Dragan has a bachelor's degree in electrical engineering. He started school in Belgrade. In 1992, having finished his third grade of secondary school, he continued his studies in the US as a part of the student exchange program. He graduated in computer science and electrical engineering from Texas Tech University in 1998. He also studied at the University of Washington from 2002 to 2005, obtaining his MBA degree in entrepreneurship and finance. During his studies, he participated in many competitions when he was in secondary school, but especially during his university days. He was a multiple finalist in ACM, a type of world championship in programming. At the University International League (UIL), he won the programming competition for all secondary schools in Texas in 1993. At the regional ACM competitions in 1993–1995, he held 4th to 2nd place. In 1995 and 1996, he was a finalist in the ACM international programming competition. As the coach for the Texas Tech University programming team, he won the first place in the region and was ranked among the first 15 in the finale of the international ACM competition.

== Professional career ==
His professional career started in 1998, after two years of internship at Microsoft Redmond.
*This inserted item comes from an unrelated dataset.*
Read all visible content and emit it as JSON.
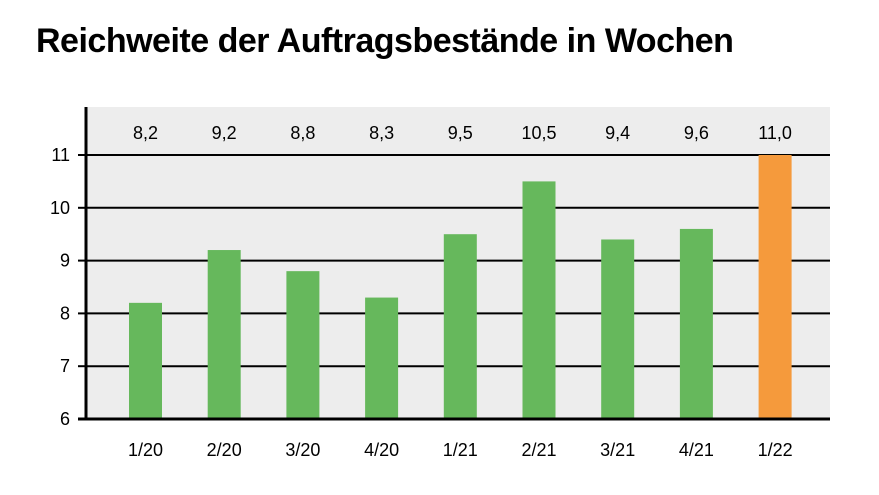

After 2006, when he got acquainted with the work of the Microsoft Development Center in Serbia, he joined the team in 2007. At that time, an SQL team was established with only several people, which later became the Azure team. Now, this is the largest team in MDCS and the most important Azure Data team in Europe within the company.

== Highlights ==
Dragan is passionate about sports and nurtures sportsmanship. He enjoys running, spending time in nature camping, and he spends his winters skiing.